Acquisti, rientri, duttilità: riflessioni sulla rosa granata

Molti calciatori possono ricoprire più ruoli, emblematica la sfida di Vicenza

Salerno.  

"Non ci piace fare la collezione delle figurine Panini, acquistiamo in base a ciò che serve con l'obiettivo di migliorare la rosa senza turbare gli equilibri dello spogliatoio. Anche il mister ci ha dato indicazioni precise, la sua e la nostra volontà è quella di valorizzare al massimo una rosa che non si è espressa per quelle che sono le sue reali potenzialità". Parole e musica del presidente Claudio Lotito, concetti espressi a più riprese e che, alla luce di quanto accaduto a Vicenza, iniziano ad assumere una valenza diversa. "Ci rimanevo male quando leggevo che invocavate un centrocampista: c'è anche il rientro di Odjer che è il più forte della squadra, che volevate di più?" ha aggiunto Busellato in sala stampa venerdì sera avvalorando la tesi del patron e del direttore sportivo, "bacchettato" da qualcuno per non aver rinforzato la squadra a gennaio, ma abile a trattenere a Salerno elementi richiesti da tutte le big della categoria. L'interrogativo è legittimo: che la Salernitana sia più completa di quanto non sembrasse? Il segreto? La duttilità di molti giocatori. Bittante è un emblema: la sua capacità di giocare anche sulla sinistra ha permesso a mister Bollini di sfruttare le doti di spinta di Vitale e di avere una valida alternativa sulla fascia a centrocampo. Già, il centrocampo, reparto spesso bistrattato (anche noi, per la verità, esprimemmo una serie di perplessità post mercato), ma che sta crescendo partita dopo partita.
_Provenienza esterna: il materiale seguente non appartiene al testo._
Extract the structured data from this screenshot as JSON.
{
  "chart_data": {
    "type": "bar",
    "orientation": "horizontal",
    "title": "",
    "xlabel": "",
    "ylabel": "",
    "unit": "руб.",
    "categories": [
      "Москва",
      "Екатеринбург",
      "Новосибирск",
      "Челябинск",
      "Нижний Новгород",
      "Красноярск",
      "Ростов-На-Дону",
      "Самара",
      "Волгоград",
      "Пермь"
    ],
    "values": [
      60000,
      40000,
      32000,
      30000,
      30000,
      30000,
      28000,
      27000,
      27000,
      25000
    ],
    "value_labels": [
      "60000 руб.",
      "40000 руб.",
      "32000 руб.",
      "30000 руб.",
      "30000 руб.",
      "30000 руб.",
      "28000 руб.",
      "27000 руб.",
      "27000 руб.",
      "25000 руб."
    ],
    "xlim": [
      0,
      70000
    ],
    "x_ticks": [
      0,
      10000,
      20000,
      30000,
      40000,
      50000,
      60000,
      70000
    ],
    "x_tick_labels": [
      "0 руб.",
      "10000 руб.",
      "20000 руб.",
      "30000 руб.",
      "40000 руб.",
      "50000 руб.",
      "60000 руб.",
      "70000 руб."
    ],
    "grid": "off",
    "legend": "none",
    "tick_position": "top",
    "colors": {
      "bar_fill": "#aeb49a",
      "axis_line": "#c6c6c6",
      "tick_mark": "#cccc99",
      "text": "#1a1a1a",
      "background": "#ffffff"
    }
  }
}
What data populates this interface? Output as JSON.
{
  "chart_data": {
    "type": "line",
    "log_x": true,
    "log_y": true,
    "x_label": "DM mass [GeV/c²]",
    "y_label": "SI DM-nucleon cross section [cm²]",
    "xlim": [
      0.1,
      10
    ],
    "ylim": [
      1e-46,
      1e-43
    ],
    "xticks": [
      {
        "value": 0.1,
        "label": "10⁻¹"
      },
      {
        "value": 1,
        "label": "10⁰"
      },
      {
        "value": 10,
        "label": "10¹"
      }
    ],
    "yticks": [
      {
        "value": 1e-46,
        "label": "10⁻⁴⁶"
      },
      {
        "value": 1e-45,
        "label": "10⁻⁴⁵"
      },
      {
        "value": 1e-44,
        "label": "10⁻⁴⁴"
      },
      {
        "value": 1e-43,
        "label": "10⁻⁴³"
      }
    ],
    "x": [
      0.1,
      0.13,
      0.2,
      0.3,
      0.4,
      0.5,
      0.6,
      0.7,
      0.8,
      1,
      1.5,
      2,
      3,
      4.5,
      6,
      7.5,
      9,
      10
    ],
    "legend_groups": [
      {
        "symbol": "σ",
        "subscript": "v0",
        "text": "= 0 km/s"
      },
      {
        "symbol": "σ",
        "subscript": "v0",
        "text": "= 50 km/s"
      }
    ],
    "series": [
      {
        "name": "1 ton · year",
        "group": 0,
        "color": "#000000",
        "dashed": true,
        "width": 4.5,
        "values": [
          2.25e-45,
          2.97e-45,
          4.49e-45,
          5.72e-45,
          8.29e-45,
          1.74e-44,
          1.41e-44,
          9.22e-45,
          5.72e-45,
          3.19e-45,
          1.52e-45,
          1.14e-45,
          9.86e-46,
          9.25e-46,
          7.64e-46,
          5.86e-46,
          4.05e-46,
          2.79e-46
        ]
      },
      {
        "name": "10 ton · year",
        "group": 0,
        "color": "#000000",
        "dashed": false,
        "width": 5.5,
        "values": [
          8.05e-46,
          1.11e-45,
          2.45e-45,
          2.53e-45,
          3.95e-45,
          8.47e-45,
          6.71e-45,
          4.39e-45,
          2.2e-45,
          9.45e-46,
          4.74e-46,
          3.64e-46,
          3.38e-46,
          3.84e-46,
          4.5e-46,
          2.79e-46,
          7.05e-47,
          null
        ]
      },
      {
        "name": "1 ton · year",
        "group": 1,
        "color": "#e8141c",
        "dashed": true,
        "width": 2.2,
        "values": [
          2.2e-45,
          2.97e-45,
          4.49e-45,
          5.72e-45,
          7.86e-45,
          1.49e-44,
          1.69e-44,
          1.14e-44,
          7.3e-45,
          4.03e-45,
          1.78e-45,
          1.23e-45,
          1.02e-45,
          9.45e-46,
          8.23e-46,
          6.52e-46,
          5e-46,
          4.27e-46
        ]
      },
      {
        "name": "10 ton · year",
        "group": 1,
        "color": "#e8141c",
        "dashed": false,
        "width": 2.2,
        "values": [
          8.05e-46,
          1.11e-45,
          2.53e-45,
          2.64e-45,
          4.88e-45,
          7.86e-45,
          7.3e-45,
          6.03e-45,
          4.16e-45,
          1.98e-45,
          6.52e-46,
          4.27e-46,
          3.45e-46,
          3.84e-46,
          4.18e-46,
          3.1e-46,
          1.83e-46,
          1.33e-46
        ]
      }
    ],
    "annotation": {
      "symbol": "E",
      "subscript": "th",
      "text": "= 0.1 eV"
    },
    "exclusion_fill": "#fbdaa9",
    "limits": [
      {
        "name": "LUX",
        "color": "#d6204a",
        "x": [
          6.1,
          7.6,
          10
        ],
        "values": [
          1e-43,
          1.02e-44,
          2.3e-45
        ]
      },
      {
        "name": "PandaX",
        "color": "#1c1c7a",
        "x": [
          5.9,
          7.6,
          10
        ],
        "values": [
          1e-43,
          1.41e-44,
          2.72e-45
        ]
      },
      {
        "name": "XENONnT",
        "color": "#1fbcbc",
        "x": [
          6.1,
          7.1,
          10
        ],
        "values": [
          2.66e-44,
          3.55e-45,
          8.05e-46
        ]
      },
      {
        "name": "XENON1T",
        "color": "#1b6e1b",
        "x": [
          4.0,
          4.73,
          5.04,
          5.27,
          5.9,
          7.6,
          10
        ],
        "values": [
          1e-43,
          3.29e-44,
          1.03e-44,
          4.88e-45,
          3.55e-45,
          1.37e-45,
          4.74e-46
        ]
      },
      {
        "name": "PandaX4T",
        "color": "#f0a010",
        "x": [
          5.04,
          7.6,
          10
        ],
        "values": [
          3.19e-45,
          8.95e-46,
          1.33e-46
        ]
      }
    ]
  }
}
Nella mia carriera ho vinto tanti campionati con centrocampisti non dotati tecnicamente, ma che correvano tantissimo e recuperavano una marea di palloni” ha detto più volte Fabiani, anche in questo caso i fatti gli danno ragione. Da quando Ronaldo ha al fianco due mastini che corrono per due e che gli coprono le spalle, la Salernitana ha trovato in casa quel regista che sembrava mancasse. Minala si è calato benissimo nel ruolo e denota qualità interessanti, il rientro di Odjer è preziosissimo, Busellato si sta rivelando uno dei migliori della categoria, all’occorrenza anche Zito e Improta possono fungere da mezz’ali, un po’ di riposo permetterà anche a Della Rocca di essere nuovamente decisivo come accaduto per buona parte del girone d’andata. Sicuri, insomma, che Crimi (due panchine su due a Cesena sin ora) debba essere considerato un grande rimpianto?

L’unico dubbio, dunque, non riguarda il reparto difensivo (i centrali sono cinque, a destra possono disimpegnarsi in tre, in quattro a sinistra considerando anche l’adattabilità di Luis Felipe), quanto l’attacco: se Coda non segna, chi fa gol? Non è un caso che Bollini stia lavorando moltissimo sugli inserimenti senza palla dei centrocampisti, chiamati a partecipare più attivamente alla fase offensiva. E’ sempre in casa che va cercato il rinforzo, come accaduto con Ronaldo: Donnarumma, potenzialmente, ha nei piedi quei 7-8 gol che nel girone di ritorno potrebbero permettere alla Salernitana di volare, senza dimenticare che Improta nasce seconda punta, che Sprocati è un buon giocatore e che Rosina, se svincolato da compiti gravosi in fase di non possesso, può segnare e far segnare come accaduto a Bari soprattutto da febbraio in poi un anno fa.